Gay students are also more than twice as likely to report having had sexual intercourse before age 13 — that is, to be sexually abused as children. They are three times as likely to report being the victims of dating violence, and nearly four times as likely to report forced sexual contact. A majority of LGBT teens in Massachusetts reported using illegal drugs in the last month. (Perhaps most oddly, gay teens are also three times as likely as non-gay teens to report either becoming pregnant or getting someone else pregnant.)
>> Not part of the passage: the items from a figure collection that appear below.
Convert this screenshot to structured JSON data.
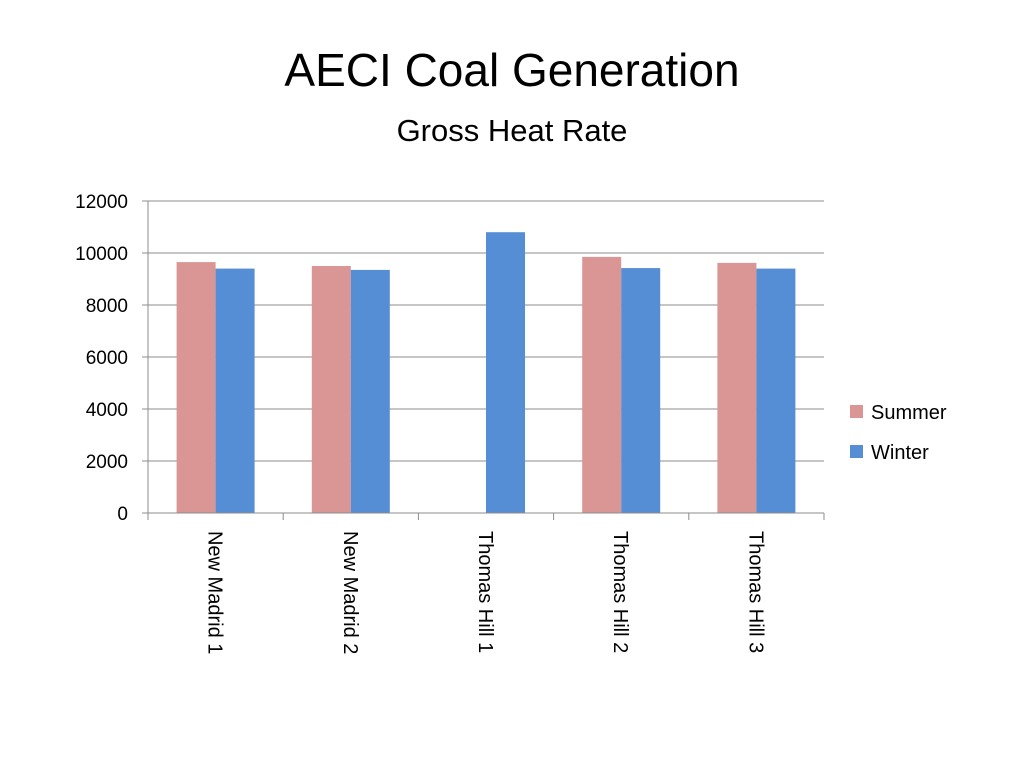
{
  "slide": {
    "title": "AECI Coal Generation",
    "subtitle": "Gross Heat Rate"
  },
  "chart_data": {
    "type": "bar",
    "title": "AECI Coal Generation",
    "subtitle": "Gross Heat Rate",
    "xlabel": "",
    "ylabel": "",
    "categories": [
      "New Madrid 1",
      "New Madrid 2",
      "Thomas Hill 1",
      "Thomas Hill 2",
      "Thomas Hill 3"
    ],
    "series": [
      {
        "name": "Summer",
        "color": "#d99694",
        "values": [
          9650,
          9500,
          null,
          9850,
          9620
        ]
      },
      {
        "name": "Winter",
        "color": "#558ed5",
        "values": [
          9400,
          9350,
          10800,
          9420,
          9400
        ]
      }
    ],
    "ylim": [
      0,
      12000
    ],
    "yticks": [
      0,
      2000,
      4000,
      6000,
      8000,
      10000,
      12000
    ],
    "grid": true,
    "legend_position": "right",
    "category_label_orientation": "rotated-90-clockwise"
  }
}
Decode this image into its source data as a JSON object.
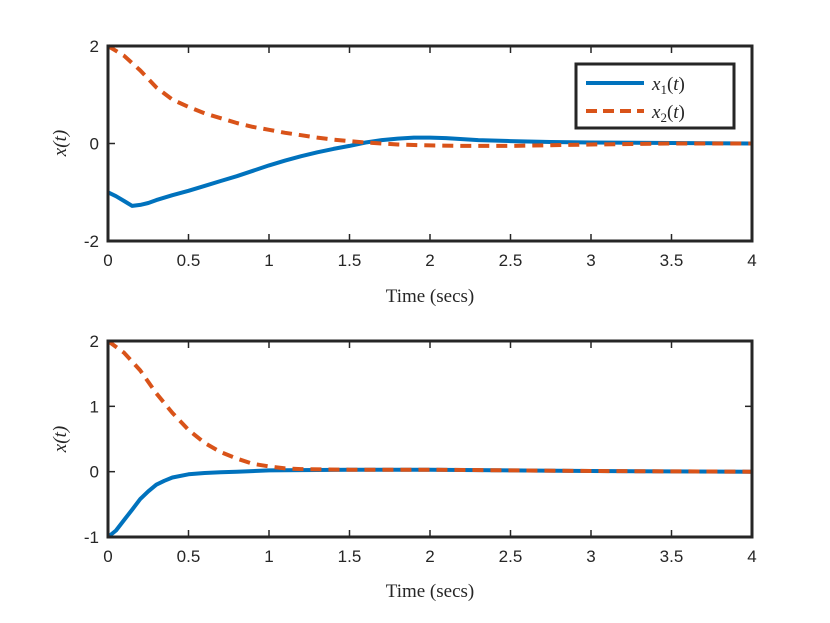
{
  "chart_data": [
    {
      "type": "line",
      "title": "",
      "xlabel": "Time (secs)",
      "ylabel": "x(t)",
      "xlim": [
        0,
        4
      ],
      "ylim": [
        -2,
        2
      ],
      "xticks": [
        "0",
        "0.5",
        "1",
        "1.5",
        "2",
        "2.5",
        "3",
        "3.5",
        "4"
      ],
      "yticks": [
        "-2",
        "0",
        "2"
      ],
      "legend": {
        "position": "top-right",
        "entries": [
          "x1(t)",
          "x2(t)"
        ]
      },
      "series": [
        {
          "name": "x1(t)",
          "color": "#0072BD",
          "style": "solid",
          "x": [
            0,
            0.05,
            0.1,
            0.15,
            0.2,
            0.25,
            0.3,
            0.4,
            0.5,
            0.6,
            0.7,
            0.8,
            0.9,
            1.0,
            1.1,
            1.2,
            1.3,
            1.4,
            1.5,
            1.6,
            1.7,
            1.8,
            1.9,
            2.0,
            2.1,
            2.2,
            2.3,
            2.5,
            2.75,
            3.0,
            3.5,
            4.0
          ],
          "y": [
            -1.0,
            -1.08,
            -1.18,
            -1.28,
            -1.26,
            -1.22,
            -1.16,
            -1.06,
            -0.97,
            -0.87,
            -0.77,
            -0.67,
            -0.56,
            -0.45,
            -0.35,
            -0.26,
            -0.18,
            -0.11,
            -0.05,
            0.02,
            0.07,
            0.1,
            0.12,
            0.12,
            0.11,
            0.09,
            0.07,
            0.05,
            0.03,
            0.02,
            0.01,
            0.0
          ]
        },
        {
          "name": "x2(t)",
          "color": "#D95319",
          "style": "dashed",
          "x": [
            0,
            0.1,
            0.2,
            0.3,
            0.4,
            0.5,
            0.6,
            0.7,
            0.8,
            0.9,
            1.0,
            1.1,
            1.2,
            1.3,
            1.4,
            1.5,
            1.6,
            1.7,
            1.8,
            1.9,
            2.0,
            2.2,
            2.5,
            3.0,
            3.5,
            4.0
          ],
          "y": [
            2.0,
            1.8,
            1.5,
            1.15,
            0.9,
            0.75,
            0.62,
            0.52,
            0.42,
            0.34,
            0.28,
            0.22,
            0.17,
            0.12,
            0.08,
            0.05,
            0.02,
            0.0,
            -0.02,
            -0.03,
            -0.04,
            -0.05,
            -0.05,
            -0.02,
            0.0,
            0.0
          ]
        }
      ]
    },
    {
      "type": "line",
      "title": "",
      "xlabel": "Time (secs)",
      "ylabel": "x(t)",
      "xlim": [
        0,
        4
      ],
      "ylim": [
        -1,
        2
      ],
      "xticks": [
        "0",
        "0.5",
        "1",
        "1.5",
        "2",
        "2.5",
        "3",
        "3.5",
        "4"
      ],
      "yticks": [
        "-1",
        "0",
        "1",
        "2"
      ],
      "series": [
        {
          "name": "x1(t)",
          "color": "#0072BD",
          "style": "solid",
          "x": [
            0,
            0.05,
            0.1,
            0.15,
            0.2,
            0.25,
            0.3,
            0.35,
            0.4,
            0.5,
            0.6,
            0.7,
            0.8,
            1.0,
            1.5,
            2.0,
            3.0,
            4.0
          ],
          "y": [
            -1.0,
            -0.9,
            -0.74,
            -0.58,
            -0.42,
            -0.3,
            -0.2,
            -0.14,
            -0.09,
            -0.04,
            -0.02,
            -0.01,
            0.0,
            0.02,
            0.03,
            0.03,
            0.01,
            0.0
          ]
        },
        {
          "name": "x2(t)",
          "color": "#D95319",
          "style": "dashed",
          "x": [
            0,
            0.1,
            0.2,
            0.3,
            0.4,
            0.5,
            0.6,
            0.7,
            0.8,
            0.9,
            1.0,
            1.1,
            1.2,
            1.5,
            2.0,
            3.0,
            4.0
          ],
          "y": [
            2.0,
            1.82,
            1.55,
            1.2,
            0.9,
            0.64,
            0.44,
            0.3,
            0.2,
            0.12,
            0.08,
            0.05,
            0.04,
            0.03,
            0.03,
            0.01,
            0.0
          ]
        }
      ]
    }
  ]
}
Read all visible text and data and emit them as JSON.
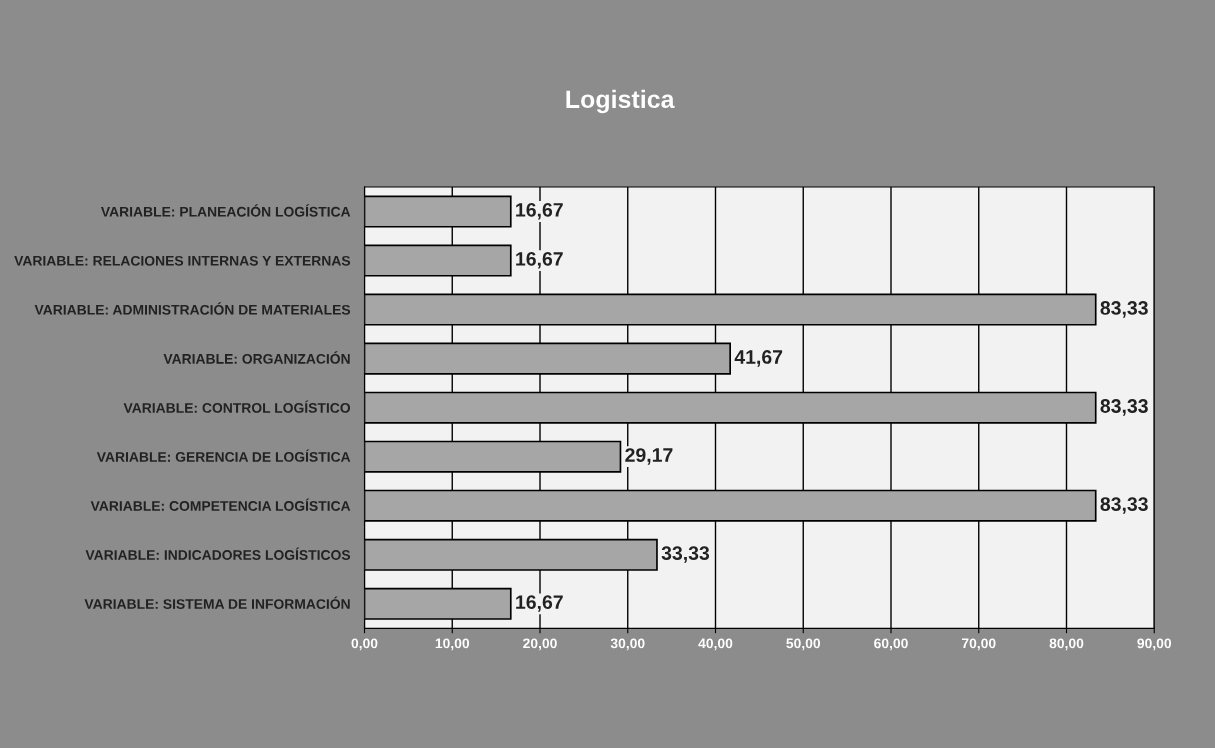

These, Gallagher says, are the real reasons gay kids are committing suicide. But “having sexual intercourse before age 13” does not necessarily indicate that these children are abused — I’m not sure where Gallagher got this finding, but it could very well be the case that it’s kids playing around with each other (it’s hard to know without the source); it’s also disturbingly reminiscent of the argument that people who are molested turn out to be gay — a psychological finding that has long been discredited. I also bet a majority of straight teens in Massachusetts reported using illegal drugs in the last months, too. But these things are not the point. Even if these other factors contribute to gay teens committing suicide, it simply does not follow that anti-gay bullying isn’t part of the problem — in fact, the prejudice, and the bullying it inspires, could be at the root of many of these problems.

At the end of the op-ed, Gallagher says that “each of these kids is a child of God,” and says they need “real help.” But apparently even children of God don’t deserve to be free of bullying in schools.